Later in my time on the Sam Houston, I got so bored that I took to welcoming drills during watch. Casualty procedures were not all that complicated or extensive, so once you knew them and gained confidence, there wasn’t the previous dread of a drill where you might fuck up. Fast scram recoveries in particular were actually fun. They say that navy nuclear reactors are hot rods as compared to the bigger, much less flexible commercial power reactors and it’s true. A fast scram recovery was like drag racing. Imagine taking control of a nuclear reactor that just unexpectedly scrammed (shut down) and bringing it back up to power as fast as you could. The idea is that in a battle situation – or worse, if the boat is sinking – you need to keep the main engines on line so you maintain forward speed. The turbines drew steam at such a rate that the reactor’s primary system cooled pretty rapidly and would be too cool to produce useful steam in short order. So the reactor had to come back to power quickly. We even had a ‘battle short’ switch that would disable all reactor protection functions, including whatever might have caused the scram in the first place. Better risking a damaged reactor than having the boat sink. Battle short wasn’t used during drills.

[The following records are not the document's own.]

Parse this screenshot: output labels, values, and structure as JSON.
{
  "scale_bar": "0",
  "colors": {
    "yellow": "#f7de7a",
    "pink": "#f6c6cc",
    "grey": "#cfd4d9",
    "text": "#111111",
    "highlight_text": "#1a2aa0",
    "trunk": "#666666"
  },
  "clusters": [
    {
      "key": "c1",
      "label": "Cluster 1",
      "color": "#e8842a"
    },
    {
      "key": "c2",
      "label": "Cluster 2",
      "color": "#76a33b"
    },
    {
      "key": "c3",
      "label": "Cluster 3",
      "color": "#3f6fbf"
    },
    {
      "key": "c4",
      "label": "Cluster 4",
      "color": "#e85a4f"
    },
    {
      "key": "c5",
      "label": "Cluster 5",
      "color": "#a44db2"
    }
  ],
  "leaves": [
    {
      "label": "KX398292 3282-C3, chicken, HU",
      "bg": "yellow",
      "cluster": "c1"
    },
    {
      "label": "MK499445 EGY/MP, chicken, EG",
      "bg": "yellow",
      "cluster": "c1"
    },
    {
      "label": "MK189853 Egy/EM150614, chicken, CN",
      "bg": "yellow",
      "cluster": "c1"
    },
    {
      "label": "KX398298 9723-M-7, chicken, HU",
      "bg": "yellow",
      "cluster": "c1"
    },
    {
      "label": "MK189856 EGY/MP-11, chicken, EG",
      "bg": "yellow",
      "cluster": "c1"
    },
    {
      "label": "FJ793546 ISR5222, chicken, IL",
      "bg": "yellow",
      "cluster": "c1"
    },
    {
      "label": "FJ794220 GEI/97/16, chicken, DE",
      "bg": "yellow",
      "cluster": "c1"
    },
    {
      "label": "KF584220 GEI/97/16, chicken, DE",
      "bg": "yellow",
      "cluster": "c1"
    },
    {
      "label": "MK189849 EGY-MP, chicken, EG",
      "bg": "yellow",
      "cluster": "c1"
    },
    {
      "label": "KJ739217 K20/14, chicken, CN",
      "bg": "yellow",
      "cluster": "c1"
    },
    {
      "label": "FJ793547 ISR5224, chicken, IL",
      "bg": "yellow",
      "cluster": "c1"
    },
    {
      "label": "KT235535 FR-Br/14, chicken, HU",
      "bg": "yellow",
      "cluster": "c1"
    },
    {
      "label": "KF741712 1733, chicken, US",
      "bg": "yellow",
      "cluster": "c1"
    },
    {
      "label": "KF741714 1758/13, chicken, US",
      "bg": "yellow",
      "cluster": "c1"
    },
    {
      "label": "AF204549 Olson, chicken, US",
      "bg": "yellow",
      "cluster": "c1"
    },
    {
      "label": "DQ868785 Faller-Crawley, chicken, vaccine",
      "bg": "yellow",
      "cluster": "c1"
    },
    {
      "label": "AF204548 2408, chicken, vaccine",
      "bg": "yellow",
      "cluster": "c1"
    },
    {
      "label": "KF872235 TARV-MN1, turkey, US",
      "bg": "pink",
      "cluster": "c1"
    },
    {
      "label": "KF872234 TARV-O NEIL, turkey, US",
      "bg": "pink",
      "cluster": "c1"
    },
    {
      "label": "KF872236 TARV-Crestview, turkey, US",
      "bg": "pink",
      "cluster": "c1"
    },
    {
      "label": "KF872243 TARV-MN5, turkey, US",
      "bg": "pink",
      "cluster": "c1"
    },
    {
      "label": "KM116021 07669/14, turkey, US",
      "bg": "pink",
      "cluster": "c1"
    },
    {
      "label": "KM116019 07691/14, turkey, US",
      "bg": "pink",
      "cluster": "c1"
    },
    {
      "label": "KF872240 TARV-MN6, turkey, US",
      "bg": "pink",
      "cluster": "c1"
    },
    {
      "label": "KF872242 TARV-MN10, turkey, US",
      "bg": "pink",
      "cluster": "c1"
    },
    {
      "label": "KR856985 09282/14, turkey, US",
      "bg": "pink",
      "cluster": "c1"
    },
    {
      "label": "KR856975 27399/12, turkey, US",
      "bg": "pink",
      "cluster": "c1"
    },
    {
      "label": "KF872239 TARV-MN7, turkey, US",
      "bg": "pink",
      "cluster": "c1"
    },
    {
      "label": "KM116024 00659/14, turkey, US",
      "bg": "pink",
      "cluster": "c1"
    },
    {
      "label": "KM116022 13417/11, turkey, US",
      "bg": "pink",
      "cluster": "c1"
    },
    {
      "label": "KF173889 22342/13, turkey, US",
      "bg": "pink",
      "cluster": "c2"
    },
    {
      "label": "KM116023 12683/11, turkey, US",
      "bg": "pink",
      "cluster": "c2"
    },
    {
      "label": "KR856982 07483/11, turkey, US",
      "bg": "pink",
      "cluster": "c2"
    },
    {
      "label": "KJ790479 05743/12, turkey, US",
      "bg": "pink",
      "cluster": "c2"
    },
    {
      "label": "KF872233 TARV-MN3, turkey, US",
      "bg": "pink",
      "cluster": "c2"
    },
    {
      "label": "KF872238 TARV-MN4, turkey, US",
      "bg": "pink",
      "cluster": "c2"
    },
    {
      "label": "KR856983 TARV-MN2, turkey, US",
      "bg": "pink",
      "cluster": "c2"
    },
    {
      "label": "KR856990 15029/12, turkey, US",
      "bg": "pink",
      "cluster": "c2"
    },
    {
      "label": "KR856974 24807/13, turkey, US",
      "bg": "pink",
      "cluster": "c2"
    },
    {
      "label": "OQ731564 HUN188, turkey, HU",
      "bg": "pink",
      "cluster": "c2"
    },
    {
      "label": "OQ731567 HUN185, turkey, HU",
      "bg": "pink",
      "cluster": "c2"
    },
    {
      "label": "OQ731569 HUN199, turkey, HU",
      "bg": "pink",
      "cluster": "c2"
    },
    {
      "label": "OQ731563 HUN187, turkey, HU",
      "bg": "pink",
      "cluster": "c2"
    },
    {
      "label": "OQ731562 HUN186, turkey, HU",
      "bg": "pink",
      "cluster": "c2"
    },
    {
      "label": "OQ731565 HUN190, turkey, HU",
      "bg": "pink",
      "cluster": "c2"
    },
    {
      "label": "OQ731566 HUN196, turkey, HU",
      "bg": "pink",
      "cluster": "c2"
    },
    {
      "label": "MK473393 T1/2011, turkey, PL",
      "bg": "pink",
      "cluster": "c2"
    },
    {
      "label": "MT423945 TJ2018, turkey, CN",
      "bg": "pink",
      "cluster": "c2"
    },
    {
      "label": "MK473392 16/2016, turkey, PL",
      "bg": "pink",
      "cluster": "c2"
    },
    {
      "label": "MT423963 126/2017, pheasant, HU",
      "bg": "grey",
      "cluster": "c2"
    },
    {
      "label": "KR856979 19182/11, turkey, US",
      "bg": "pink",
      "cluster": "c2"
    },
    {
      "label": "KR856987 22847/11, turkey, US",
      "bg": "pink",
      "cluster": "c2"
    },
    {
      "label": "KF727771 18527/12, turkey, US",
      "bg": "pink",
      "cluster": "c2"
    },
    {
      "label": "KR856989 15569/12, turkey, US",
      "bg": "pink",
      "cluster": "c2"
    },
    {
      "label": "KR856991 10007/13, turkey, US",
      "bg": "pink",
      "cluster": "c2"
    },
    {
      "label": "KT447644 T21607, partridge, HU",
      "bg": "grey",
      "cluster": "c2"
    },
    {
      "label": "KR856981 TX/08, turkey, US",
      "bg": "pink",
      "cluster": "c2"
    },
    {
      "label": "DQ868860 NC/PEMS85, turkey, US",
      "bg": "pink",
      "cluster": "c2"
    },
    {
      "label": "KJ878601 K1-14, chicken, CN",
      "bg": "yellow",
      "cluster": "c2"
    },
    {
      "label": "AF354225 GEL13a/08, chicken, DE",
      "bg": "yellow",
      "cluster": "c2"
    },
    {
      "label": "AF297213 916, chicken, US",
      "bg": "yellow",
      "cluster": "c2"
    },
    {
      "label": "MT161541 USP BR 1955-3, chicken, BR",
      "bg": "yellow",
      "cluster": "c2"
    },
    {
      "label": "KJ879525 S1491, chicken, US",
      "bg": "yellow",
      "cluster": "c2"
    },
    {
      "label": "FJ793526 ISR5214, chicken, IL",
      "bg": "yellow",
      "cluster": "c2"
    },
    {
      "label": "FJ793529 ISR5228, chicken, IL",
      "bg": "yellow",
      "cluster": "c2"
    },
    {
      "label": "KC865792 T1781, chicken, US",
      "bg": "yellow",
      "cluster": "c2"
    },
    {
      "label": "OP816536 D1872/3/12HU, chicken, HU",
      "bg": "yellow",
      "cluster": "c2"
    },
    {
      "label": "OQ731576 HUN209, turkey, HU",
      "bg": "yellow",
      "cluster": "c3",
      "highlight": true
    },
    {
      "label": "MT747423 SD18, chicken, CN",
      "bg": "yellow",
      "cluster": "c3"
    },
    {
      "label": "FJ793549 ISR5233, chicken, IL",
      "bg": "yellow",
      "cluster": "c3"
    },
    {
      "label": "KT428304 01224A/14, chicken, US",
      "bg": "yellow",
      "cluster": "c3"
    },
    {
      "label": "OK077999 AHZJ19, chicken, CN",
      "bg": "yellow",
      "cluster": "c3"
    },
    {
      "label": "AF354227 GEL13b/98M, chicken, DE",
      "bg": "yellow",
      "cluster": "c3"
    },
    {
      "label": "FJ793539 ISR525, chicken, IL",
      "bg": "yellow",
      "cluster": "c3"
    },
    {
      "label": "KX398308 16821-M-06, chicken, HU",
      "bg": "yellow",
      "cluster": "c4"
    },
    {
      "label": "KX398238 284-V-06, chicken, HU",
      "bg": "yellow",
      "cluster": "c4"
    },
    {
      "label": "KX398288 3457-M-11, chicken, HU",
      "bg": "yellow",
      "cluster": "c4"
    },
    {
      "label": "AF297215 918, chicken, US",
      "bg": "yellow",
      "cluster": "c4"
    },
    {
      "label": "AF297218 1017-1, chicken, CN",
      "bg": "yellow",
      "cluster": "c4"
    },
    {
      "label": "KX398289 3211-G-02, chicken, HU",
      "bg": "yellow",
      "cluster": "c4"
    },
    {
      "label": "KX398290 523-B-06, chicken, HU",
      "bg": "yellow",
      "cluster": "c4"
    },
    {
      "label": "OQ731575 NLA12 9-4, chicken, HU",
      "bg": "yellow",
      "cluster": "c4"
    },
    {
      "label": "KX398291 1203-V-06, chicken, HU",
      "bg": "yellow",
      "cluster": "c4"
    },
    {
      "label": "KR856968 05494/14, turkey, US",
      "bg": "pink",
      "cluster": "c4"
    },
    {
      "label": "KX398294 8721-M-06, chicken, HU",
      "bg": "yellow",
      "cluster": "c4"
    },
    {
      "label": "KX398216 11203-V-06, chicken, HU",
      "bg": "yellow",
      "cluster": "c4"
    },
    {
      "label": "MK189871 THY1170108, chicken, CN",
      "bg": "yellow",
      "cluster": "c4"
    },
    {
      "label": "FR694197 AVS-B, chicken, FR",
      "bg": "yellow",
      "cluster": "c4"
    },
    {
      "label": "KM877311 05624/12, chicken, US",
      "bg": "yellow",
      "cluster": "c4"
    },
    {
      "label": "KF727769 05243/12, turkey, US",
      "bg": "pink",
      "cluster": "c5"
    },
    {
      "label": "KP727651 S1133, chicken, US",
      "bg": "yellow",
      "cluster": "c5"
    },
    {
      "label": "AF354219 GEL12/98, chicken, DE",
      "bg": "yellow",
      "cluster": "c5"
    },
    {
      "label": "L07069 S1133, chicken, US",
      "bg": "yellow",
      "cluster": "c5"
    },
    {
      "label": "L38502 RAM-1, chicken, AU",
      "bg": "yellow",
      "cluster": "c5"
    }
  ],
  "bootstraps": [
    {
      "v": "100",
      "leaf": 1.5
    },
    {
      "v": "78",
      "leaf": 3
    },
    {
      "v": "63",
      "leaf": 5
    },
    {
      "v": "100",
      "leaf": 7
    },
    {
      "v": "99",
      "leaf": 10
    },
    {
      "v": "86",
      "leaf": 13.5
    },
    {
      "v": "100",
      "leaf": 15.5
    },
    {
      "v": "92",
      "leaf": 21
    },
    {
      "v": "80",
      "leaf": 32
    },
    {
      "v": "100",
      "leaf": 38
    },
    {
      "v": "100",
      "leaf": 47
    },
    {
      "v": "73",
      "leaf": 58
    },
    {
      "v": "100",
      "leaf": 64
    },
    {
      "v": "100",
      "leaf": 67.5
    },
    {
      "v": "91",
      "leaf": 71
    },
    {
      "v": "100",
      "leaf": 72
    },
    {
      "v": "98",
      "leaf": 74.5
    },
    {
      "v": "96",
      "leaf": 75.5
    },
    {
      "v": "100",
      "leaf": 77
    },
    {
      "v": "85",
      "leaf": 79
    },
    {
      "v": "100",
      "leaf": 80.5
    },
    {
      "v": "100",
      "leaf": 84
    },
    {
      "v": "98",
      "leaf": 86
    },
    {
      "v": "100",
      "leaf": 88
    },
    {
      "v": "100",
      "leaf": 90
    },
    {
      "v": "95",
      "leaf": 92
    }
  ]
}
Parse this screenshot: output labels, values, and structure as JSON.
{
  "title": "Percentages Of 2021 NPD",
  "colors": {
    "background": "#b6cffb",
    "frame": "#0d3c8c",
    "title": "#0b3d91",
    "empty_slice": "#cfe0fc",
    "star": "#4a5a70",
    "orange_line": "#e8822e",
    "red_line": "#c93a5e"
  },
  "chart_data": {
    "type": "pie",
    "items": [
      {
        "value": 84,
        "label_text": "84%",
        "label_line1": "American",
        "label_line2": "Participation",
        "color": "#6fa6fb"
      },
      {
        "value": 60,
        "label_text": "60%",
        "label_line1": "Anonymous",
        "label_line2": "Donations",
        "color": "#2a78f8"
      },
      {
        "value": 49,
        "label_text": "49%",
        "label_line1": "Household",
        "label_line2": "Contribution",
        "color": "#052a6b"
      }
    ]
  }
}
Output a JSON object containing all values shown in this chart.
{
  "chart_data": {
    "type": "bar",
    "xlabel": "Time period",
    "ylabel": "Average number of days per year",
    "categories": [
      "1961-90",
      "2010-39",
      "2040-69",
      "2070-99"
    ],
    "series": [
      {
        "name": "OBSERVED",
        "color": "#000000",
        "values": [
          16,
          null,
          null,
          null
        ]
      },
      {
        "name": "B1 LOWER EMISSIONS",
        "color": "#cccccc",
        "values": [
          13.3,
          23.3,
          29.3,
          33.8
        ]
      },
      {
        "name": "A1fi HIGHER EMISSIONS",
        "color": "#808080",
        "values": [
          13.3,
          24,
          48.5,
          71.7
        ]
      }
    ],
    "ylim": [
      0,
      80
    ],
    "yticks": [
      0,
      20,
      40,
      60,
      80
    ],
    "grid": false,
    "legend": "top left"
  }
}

During my last patrol when I was the senior reactor operator, I volunteered to qualify for the machinist mates’s watch in AMR2LL. M division was short-handed, unlike us reactor operators, and were having to stand port and starboard watches there. That’s six hours on watch, six off. Very grueling. But I also wanted to do it because the emergency diesel generator was in AMR2LL and it was cool to operate that beast. Plus, the steam generator sampling station was there, so I got to play with chemicals. The steam generators were the boilers that transferred primary system heat to the secondary steam system for the turbines. Because of the metallurgy involved, it was important for the water chemistry in the SG’s to be maintained within tight limits. AMR2LL watch would periodically draw a sample, test it for pH and a couple of other things and then add chemicals to adjust the balance. Much more fun than keeping T ave in the green band.
Despite what I’ve written here, my time on the submarine wasn’t just boredom laced with periodic bursts of drag racing excitement and some mad chemistry. It was frankly a miserable experience all told, which is why I got out of the navy as soon as I could. But that’s another story. I made six deterrent patrols on the Sam Houston in all. That was enough. I still have dreams about being on the boat – having to make one more patrol.
Shortly after I left the boat it was converted to a ‘slow attack’ and had its missiles removed to comply with one of the SALT treaties. The Sam Houston was re-designated as SSN-609 and operated as a SEAL insertion vessel for a while before being deactivated and struck from the rolls active ships. It was dismantled and scrapped in 1992. The reactor compartment is now in a disposal area at Hanford Nuclear site in Washington state.